ポネラちゃんはコロちゃんに頭を引っ叩かれ、もう何度目か分からない回数の悲鳴を上げている。



「全く、コロちゃんを怒らせたら駄目ですよ。

私達の中で一番、怒ったら怖い人なんですから。」


「ええ、そうね、アディーナ。

一番怒られてるアンタが、一番よく知ってるものねぇ。」


「ゔッ!?あ、アハハハ…。」


おっとっと、余計なことは軽々しく口にしないようにしないと。

コロちゃんから滲み出る赤黒い怒気が引っ込むのを見計らって、今度は近くの木に腰掛けながらスケッチをしていたシャツキフさんが口を開いた。

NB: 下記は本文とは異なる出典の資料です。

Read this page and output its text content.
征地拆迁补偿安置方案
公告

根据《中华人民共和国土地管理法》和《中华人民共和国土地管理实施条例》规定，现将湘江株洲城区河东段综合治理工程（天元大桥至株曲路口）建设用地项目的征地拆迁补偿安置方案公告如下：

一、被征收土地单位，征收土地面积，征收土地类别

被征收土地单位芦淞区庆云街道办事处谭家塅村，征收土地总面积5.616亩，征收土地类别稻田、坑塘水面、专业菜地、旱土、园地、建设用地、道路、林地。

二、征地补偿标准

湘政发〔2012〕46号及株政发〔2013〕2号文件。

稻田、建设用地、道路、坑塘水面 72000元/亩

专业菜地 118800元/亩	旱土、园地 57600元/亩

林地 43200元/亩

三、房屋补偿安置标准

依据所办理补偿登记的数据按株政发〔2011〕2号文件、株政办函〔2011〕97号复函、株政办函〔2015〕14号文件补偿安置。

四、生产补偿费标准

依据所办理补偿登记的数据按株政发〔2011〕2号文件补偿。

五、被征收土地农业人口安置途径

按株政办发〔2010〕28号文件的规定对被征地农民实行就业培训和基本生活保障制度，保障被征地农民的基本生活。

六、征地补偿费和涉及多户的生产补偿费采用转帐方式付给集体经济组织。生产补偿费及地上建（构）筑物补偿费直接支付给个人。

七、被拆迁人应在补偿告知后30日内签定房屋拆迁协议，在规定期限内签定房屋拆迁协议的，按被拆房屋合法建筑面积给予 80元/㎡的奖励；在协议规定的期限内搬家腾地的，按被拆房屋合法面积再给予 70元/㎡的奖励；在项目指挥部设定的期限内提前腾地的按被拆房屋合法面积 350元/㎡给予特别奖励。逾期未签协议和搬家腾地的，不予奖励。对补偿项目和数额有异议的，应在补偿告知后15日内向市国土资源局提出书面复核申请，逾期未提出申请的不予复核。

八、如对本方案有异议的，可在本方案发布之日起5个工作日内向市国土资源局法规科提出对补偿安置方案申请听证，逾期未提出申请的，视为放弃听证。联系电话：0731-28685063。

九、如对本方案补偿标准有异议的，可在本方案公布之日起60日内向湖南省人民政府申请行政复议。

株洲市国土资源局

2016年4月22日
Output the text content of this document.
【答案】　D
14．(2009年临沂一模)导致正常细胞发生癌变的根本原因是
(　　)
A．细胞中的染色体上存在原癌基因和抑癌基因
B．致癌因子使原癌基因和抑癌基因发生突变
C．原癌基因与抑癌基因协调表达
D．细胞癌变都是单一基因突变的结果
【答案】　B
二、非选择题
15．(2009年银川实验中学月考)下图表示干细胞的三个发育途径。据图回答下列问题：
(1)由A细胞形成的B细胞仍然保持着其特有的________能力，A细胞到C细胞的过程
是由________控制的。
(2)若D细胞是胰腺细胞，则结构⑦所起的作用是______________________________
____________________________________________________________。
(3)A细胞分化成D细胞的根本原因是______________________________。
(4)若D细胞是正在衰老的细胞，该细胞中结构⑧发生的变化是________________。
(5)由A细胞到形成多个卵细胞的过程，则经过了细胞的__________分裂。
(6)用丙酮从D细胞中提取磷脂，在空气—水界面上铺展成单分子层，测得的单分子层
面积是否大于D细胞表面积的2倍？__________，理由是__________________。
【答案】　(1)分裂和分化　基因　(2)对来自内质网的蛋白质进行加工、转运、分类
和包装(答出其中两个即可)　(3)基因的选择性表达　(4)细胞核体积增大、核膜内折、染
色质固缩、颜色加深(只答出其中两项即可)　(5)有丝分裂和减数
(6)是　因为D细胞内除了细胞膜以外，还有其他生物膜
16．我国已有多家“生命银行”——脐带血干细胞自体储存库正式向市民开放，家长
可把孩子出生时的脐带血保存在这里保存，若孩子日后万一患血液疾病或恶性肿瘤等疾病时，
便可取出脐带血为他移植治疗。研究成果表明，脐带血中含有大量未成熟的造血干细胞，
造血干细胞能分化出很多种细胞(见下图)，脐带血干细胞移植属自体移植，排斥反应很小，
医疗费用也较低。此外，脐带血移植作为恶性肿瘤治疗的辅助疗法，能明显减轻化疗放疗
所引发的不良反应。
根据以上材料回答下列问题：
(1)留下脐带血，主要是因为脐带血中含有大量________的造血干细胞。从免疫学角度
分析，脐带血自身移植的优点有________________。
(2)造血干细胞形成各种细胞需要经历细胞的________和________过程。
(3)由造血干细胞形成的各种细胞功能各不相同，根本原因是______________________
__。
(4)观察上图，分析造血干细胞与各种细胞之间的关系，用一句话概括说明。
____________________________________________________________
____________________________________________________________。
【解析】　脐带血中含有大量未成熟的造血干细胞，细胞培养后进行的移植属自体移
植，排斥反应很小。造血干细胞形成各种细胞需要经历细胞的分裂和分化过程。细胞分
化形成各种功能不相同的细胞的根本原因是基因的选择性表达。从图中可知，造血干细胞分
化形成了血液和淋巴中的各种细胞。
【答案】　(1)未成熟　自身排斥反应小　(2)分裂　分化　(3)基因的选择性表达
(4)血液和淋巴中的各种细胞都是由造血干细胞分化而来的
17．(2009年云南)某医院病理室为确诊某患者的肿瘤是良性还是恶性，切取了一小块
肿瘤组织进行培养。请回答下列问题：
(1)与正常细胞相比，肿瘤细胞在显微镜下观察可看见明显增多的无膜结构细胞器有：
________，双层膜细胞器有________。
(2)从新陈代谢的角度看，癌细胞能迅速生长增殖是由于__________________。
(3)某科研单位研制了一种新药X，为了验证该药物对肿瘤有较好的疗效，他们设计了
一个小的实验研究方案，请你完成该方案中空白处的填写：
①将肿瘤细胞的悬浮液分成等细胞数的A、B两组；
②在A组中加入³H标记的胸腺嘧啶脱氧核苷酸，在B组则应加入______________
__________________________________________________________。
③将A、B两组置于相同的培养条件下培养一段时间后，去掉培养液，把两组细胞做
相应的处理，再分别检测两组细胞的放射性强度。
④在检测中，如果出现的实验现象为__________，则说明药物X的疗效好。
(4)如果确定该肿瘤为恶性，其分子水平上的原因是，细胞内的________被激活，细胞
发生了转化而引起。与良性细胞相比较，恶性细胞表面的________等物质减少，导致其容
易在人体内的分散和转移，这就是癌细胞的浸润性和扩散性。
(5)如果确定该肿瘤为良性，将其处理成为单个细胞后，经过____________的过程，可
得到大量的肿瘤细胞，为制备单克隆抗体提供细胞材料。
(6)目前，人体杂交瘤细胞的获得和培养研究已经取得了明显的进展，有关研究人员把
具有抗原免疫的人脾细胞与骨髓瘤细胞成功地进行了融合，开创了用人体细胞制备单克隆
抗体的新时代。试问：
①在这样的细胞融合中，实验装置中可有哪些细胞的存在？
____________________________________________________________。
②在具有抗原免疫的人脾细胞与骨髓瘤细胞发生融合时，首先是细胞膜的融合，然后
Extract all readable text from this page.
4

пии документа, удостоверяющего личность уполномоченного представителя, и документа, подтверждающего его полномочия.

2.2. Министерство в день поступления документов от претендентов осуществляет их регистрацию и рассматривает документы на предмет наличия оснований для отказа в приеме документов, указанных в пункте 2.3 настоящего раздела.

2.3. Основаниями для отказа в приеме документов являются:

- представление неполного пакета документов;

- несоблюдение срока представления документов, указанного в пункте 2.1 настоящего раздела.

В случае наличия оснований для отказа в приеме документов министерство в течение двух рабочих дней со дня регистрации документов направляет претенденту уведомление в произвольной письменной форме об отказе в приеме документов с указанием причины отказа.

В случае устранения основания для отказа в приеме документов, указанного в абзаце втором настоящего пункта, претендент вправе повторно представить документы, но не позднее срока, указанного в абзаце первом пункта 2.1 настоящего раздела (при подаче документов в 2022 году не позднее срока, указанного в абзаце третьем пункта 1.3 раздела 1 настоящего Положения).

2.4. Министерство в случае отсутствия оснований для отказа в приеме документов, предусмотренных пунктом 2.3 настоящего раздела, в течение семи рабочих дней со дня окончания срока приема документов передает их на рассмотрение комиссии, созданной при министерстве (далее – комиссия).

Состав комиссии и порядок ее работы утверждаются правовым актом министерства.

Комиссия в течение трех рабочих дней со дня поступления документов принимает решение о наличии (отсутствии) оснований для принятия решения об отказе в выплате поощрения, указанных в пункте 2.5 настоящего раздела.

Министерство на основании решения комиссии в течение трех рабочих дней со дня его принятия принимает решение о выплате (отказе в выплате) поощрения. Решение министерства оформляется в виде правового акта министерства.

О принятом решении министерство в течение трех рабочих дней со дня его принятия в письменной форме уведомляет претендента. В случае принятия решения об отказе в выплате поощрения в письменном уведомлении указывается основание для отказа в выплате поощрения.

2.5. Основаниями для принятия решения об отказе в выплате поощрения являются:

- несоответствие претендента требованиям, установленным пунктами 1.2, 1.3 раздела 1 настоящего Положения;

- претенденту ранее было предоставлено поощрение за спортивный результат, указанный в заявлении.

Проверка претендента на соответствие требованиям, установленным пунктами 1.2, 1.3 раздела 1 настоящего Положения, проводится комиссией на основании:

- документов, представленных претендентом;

「ところでさー♪ポネラちゃんはこれからどうするのー?」


「……?」


意外にもシャツキフさんが、ポネラちゃんを嗾けるように声を掛けた。



「シャツキフさん、どういう事ですか?」


「いやねぇ、あの負けず嫌いなポネラちゃんの事だし、このまま終わるなんて事無いんじゃないかなー、と思って♪」


「……ッ!」


シャツキフさんの言葉を聞いて、ポネラちゃんの顔つきが変わった。




「…ポネラちゃん?」


「…ギッシシシ、ああ、確かにお前の言う通りだなぁ。

あのシーザーの野郎は、刺し違えてでも絶対的に百万回ぶっ殺してやるよ…!ギシシシ。」


怒りと憎しみ、そして危うさを含んだポネラちゃんの負の感情が溢れ出す。

これは良くない傾向だと思った瞬間、意外な展開でその憎悪は霧散する事になった。






「……え?」


「え?」


私もシャツキフさんも、目を疑った。


コロちゃんが、怒れるポネラちゃんを優しく抱擁していたのだ。

突然の事態に、ポネラちゃんも一転、唖然としている。



「…何して…!」


「刺し違えるなんて、言っちゃ駄目でしょ。

アンタが死んだら、悲しむ人がいるんだから。」


「そんな奴いる訳ない!」


「少なくとも、アタシはちょっと悲しくなるわよ。」


「…へ?」


ポネラちゃんが、それこそナイフで刺されたみたいに目を丸くして驚いている。



「だから、無茶な事はしちゃ駄目。分かった?」


コロちゃんに諭され、ポネラちゃんはトロンとした目つきになってコロちゃんの胸に顔を埋める。











「……うん、ママ。」


そのまま、ポネラちゃんは眠ってしまった。









「……え?」


「ママ…?」



⚪︎コロちゃんのメモ帳



ヒルゲン教授


グラットン帝国の最高学府、グラドポリス大学の名誉教授ね。

世界的に有名な、天文学の第一人者で、テレビにも時々出てる有名人よ。

教え方が丁寧で分かりやすいんだけど、若干偉そうなのが玉にきず、ね。